ICSE 2026
Sun 12 - Sat 18 April 2026 Rio de Janeiro, Brazil

Automated test input generation based on symbolic execution has garnered significant research interest. However, the main drawback of symbolic execution is its poor scalability. Since the overhead associated with constraint modeling and solving is high, generating only one test input per SMT query is inefficient. In this paper, we introduce the concept of generator solving. Instead of solving for only one particular solution, we propose to find a generator that can be called multiple times to continuously yield new test inputs. This approach offers several benefits: (1) it allows efficient generation of as many test inputs as needed, thereby significantly improving the input generation efficiency of symbolic execution methods; (2) the continuously generated inputs facilitate a more comprehensive exploration of the solution set, potentially triggering new program behaviors; and (3) compared to hybrid approaches based on mutation, using a generator ensures the satisfiability of the target constraints.

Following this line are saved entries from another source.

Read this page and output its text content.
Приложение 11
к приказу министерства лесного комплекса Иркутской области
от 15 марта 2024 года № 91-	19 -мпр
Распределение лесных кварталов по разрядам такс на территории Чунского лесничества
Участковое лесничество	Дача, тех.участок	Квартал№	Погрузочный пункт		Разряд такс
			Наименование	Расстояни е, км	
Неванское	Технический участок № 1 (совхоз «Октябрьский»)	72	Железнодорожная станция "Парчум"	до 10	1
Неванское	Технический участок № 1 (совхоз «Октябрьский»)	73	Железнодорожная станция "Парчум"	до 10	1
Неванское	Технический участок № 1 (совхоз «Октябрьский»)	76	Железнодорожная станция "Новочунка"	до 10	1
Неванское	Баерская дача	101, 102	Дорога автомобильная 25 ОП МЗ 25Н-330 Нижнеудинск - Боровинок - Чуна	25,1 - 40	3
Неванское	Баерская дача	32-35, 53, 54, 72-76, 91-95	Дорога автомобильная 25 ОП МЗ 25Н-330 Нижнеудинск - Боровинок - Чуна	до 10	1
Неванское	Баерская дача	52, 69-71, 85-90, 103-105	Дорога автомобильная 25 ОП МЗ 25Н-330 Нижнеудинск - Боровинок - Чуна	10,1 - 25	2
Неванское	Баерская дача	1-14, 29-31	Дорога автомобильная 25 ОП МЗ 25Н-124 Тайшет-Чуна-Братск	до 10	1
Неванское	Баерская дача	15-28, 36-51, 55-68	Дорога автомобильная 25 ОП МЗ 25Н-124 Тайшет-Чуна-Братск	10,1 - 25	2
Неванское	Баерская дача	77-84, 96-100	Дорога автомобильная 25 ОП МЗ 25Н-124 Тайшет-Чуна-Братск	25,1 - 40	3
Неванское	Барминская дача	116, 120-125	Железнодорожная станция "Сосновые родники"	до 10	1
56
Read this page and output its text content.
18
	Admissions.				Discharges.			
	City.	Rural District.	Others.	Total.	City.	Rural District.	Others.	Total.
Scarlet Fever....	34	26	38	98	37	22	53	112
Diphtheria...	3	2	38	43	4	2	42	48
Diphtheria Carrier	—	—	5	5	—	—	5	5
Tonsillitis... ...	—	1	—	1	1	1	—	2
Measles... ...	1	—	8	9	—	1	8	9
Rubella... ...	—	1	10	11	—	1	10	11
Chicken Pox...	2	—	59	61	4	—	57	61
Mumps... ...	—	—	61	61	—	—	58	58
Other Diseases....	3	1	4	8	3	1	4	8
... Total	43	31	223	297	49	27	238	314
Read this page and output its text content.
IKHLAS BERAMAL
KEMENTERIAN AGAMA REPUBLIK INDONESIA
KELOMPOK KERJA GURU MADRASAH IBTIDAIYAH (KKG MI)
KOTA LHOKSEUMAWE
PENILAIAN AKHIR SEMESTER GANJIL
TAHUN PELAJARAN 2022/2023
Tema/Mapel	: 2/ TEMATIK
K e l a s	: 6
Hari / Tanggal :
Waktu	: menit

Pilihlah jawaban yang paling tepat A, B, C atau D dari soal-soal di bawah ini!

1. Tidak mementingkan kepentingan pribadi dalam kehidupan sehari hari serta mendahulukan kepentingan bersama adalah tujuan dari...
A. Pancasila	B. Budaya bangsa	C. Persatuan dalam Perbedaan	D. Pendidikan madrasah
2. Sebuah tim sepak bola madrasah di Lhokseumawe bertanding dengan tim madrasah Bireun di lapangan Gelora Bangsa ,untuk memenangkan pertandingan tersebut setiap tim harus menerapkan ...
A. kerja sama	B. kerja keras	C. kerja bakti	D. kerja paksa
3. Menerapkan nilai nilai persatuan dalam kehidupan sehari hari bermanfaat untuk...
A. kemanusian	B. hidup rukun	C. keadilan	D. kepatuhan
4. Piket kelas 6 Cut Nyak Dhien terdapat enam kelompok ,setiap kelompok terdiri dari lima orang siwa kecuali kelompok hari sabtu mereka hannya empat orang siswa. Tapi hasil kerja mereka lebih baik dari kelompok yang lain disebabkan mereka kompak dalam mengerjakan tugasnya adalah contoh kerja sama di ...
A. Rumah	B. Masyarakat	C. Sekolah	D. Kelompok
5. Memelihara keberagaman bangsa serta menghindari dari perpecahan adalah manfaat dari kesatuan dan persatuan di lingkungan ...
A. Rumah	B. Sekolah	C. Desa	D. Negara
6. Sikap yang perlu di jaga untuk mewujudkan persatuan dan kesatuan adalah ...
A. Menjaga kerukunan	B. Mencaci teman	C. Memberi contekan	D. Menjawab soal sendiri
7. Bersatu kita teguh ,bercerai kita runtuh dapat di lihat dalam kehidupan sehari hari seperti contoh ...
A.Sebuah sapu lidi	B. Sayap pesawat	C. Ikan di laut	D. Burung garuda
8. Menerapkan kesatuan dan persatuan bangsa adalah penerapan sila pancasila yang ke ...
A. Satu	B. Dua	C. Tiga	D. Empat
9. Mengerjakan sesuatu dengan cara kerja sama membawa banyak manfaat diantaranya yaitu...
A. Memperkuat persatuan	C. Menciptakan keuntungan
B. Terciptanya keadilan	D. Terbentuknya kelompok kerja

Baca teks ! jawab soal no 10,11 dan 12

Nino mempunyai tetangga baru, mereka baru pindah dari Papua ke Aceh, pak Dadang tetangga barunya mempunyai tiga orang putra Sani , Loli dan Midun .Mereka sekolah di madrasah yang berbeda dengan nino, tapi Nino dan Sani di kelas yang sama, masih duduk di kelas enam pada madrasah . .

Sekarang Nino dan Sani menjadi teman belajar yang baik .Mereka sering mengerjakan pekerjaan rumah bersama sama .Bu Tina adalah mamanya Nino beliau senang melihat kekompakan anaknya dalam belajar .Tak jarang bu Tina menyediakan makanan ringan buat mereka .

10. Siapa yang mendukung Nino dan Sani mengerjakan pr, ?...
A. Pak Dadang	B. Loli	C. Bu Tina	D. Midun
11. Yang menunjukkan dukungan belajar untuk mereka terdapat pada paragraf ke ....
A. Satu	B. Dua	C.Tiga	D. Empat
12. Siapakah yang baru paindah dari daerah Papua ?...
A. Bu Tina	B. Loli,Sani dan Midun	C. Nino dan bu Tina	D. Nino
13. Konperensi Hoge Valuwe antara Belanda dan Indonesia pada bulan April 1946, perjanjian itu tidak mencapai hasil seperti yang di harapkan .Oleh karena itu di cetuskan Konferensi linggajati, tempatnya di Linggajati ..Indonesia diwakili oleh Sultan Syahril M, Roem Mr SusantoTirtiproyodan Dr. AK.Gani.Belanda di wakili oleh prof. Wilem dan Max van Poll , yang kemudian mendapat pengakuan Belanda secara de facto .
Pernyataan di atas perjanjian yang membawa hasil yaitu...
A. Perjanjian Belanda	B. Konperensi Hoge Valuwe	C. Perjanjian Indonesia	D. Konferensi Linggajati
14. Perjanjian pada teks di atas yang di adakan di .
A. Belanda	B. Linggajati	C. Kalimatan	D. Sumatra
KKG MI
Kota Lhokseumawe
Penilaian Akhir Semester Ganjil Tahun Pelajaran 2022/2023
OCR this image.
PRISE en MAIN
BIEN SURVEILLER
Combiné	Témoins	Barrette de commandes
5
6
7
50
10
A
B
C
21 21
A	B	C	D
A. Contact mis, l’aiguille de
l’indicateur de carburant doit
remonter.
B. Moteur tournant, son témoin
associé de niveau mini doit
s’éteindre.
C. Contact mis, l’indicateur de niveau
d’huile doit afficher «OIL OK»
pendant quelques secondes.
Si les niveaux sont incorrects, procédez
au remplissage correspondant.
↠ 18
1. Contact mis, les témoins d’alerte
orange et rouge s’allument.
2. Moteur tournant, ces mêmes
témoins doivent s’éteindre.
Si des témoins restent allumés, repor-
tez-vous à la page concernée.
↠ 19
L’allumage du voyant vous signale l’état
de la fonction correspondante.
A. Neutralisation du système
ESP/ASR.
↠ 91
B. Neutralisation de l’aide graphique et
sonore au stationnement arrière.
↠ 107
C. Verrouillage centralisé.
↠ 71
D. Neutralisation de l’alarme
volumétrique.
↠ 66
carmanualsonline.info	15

We present three key techniques for generator solving: (1) reusing invertible model converters in Z3 as generators; (2) constructing hierarchical range-based samplers to sample solutions of range constraints; and (3) employing optimistic simplification strategies to enhance the generality of the solving process. We have implemented GenSlv, a prototypical generator solver specifically designed for automated test case generation based on symbolic execution. Evaluation results demonstrate that (1) GenSlv is effective in finding generators for constraints collected from real-world programs (specifically, GenSlv can find a generator for 97% of the constraints that have at least two different solutions), and (2) GenSlv significantly and consistently improves the performance of commonly used symbolic executors (including KLEE, Angr, TritonDSE, and SymCC) in terms of program coverage and vulnerability detection across various settings in symbolic execution and hybrid fuzzing tasks, with a maximum of more than twofold increase in branch coverage.